Après l’incendie de la cathédrale Notre-Dame de Paris qui a fait l’objet d’un grand concours de larmes en avril dernier, l’État ne s’est pas privé d’admonester une deuxième couche d’union nationale lors du 75e anniversaire du Débarquement de Normandie. En présence d’un gratin composé d’assassins galonnés et autres chefs d’État, il y eut notamment une cérémonie de remise de bérets verts à de jeunes impétrants admis dans les troupes d’élites de l’armée française (les commandos marine). A cette occasion, il aurait sans doute paru incongru à beaucoup de relier les deux événements d’avril et de juin en soulignant qu’apparemment il y a cathédrale et cathédrale à travers l’histoire. Celles comme Paris dont l’incendie accidentel peut être érigé en drame hexagonal destiné à resserrer les rangs, et celles tout aussi gothiques comme Rouen, dont il vaut mieux oublier l’incendie volontaire soixante-quinze ans plus tôt, puisqu’il fut causé par une armée alliée. D’abord éventrée une première fois par sept torpilles lors des bombardements anglo-américains du 19 avril 1944 lorsque 6000 bombes s’abattirent sur la ville, sa tour de Saint-Romain fut également incendiée le 1er juin suivant par les mêmes avions militaires.

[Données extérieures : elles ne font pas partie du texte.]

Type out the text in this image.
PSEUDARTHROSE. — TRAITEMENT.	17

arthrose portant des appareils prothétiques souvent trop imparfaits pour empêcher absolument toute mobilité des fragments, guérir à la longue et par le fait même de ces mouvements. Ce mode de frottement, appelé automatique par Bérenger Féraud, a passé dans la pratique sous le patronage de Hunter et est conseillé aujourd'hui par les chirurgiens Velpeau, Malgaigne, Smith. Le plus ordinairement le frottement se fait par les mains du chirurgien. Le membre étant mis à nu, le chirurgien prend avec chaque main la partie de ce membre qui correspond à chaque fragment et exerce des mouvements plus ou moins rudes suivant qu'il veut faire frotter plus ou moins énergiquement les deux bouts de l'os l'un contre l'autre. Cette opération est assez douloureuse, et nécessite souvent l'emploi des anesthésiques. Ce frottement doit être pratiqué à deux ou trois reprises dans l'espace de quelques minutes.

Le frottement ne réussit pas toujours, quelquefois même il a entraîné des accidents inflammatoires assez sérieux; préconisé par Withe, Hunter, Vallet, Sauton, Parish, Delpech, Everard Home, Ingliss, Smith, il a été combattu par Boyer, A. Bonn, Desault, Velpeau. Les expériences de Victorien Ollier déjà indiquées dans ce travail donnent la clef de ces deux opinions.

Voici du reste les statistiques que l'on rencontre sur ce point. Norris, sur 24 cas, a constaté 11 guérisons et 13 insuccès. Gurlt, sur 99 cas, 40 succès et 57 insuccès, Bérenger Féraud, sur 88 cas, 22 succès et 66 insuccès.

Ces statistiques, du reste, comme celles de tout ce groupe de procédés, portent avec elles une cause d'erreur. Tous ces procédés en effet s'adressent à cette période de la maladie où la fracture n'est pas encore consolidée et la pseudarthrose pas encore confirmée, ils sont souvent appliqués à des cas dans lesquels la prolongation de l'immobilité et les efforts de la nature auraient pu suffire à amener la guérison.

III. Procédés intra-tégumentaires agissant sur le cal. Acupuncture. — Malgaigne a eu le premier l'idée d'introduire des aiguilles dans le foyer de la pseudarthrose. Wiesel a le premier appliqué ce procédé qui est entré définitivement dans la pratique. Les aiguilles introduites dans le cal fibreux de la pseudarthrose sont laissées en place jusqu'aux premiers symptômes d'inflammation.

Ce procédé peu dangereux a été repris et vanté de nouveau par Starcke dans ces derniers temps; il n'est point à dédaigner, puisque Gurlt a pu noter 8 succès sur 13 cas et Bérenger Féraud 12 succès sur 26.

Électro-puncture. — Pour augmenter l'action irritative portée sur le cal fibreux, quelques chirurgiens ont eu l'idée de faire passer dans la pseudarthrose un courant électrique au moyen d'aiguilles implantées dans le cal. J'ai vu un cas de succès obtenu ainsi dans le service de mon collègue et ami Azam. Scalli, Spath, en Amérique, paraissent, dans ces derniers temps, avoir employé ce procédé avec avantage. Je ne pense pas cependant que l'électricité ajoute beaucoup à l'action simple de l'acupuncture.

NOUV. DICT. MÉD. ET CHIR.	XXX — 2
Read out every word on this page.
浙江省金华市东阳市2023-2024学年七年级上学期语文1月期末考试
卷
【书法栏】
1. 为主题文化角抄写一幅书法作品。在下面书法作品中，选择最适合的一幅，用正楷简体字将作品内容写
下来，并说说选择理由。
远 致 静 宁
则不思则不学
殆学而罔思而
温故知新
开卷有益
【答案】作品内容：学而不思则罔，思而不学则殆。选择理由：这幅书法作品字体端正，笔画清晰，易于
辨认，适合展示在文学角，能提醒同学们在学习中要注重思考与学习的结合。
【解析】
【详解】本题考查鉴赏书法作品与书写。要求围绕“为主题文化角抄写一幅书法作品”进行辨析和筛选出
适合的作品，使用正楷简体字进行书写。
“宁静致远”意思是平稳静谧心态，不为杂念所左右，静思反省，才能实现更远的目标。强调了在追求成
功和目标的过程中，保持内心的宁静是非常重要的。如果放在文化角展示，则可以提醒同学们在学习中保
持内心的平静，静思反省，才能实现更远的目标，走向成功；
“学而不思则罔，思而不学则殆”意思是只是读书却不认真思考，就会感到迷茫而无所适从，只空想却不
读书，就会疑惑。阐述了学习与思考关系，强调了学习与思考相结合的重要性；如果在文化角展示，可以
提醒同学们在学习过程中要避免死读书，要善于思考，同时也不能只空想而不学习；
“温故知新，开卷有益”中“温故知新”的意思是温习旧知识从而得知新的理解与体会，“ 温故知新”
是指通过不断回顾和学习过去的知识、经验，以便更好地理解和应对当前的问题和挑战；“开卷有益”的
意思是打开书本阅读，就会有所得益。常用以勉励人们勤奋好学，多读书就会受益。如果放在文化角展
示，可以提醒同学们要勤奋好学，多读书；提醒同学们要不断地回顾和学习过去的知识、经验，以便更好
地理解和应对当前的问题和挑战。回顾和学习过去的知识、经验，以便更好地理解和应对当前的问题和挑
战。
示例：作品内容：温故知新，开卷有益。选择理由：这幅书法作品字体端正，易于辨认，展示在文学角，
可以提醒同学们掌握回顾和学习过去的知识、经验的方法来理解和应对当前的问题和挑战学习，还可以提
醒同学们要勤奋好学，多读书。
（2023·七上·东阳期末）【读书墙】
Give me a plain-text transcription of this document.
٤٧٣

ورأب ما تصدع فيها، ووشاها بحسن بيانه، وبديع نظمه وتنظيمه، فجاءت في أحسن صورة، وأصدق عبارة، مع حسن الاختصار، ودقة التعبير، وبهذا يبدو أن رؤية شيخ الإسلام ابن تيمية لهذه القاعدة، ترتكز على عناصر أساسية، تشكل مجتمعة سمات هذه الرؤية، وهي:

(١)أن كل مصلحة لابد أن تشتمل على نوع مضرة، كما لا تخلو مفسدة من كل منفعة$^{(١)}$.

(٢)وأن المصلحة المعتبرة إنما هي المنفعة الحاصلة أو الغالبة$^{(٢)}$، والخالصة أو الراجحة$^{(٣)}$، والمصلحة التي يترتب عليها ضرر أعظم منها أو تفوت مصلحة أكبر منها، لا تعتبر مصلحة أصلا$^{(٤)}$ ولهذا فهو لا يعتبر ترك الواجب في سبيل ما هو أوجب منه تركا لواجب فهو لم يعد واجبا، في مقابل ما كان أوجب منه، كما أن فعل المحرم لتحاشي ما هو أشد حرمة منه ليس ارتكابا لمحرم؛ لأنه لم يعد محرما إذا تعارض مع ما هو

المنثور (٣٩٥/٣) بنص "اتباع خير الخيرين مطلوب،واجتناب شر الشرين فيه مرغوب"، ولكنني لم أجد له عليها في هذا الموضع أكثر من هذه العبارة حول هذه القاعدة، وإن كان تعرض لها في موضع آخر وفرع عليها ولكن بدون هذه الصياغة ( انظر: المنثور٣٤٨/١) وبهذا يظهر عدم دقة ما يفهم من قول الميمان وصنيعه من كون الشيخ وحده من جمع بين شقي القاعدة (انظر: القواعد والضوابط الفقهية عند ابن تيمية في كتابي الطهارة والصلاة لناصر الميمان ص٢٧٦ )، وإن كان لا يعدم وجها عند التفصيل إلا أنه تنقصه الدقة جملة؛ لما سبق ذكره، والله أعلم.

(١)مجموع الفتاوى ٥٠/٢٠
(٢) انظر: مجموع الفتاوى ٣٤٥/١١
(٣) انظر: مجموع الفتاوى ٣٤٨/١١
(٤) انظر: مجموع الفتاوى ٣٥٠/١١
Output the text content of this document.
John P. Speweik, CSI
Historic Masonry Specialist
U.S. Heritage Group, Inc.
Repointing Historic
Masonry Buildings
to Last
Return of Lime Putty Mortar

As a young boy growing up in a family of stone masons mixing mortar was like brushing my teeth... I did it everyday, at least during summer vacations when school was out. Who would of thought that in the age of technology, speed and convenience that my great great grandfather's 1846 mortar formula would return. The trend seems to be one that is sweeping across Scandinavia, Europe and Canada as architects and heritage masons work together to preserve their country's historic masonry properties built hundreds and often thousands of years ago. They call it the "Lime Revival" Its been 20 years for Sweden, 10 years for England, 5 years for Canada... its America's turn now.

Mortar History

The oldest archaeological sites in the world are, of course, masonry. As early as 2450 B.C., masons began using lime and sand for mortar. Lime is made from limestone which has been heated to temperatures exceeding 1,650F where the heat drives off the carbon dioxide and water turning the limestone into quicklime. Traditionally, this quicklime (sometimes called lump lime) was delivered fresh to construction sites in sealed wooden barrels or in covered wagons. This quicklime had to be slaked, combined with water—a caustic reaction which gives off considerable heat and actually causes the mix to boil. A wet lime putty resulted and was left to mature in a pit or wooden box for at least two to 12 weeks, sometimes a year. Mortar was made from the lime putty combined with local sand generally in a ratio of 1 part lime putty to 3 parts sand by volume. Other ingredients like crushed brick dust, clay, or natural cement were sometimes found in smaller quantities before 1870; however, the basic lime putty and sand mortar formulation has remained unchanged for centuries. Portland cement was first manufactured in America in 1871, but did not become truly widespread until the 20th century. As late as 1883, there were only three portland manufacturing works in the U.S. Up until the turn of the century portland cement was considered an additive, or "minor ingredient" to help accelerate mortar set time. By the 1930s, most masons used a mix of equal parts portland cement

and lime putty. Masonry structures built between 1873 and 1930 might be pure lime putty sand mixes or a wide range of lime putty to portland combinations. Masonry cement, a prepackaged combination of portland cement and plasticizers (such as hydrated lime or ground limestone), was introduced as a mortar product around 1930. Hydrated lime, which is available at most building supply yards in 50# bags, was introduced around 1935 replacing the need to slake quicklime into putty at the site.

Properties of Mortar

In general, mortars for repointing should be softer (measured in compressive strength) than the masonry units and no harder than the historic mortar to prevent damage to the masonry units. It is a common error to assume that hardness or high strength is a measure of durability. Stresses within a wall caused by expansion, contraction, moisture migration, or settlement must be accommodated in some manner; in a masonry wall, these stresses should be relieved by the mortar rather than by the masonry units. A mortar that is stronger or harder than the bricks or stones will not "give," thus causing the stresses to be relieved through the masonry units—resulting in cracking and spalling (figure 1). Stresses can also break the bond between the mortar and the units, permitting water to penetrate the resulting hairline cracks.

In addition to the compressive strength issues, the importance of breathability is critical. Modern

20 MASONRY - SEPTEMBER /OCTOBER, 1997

Raser des villes aux trois-quarts sous couvert du droit et de la liberté comme ce fut le cas des Alliés en Normandie contre Caen ou Le Havre, puis en Allemagne contre Dresde, et jusqu’au sommet de l’horreur atomique au Japon contre Nagasaki et Hiroshima, est depuis devenu une technique presque banale du terrorisme d’État. Au milieu des massacres aériens pratiqués régulièrement par différents camps (si ceux d’Assad, de la Russie et de l’OTAN en Syrie vous disent quelque chose, ou encore ceux des clients de la France au Yémen), inutile de rajouter que les « chefs d’oeuvre d’art et de culture » détruits en passant font pâle figure. La fameuse phrase de Durruti sur les ruines qui ne nous effrayent pas, partait déjà du même constat puisqu’elle ne concernait pas les actes des révolutionnaires, mais ceux d’un ennemi prêt à tout pour conserver son pouvoir, y compris à basculer dans le fascisme : « Nous, les travailleurs, nous pouvons bâtir des villes pour les remplacer. Et nous les construirons bien mieux ; aussi nous n’avons pas peur des ruines. Nous allons recevoir le monde en héritage. La bourgeoisie peut bien faire sauter et démolir son monde à elle avant de quitter la scène de l’Histoire. Nous portons un monde nouveau dans nos cœurs. »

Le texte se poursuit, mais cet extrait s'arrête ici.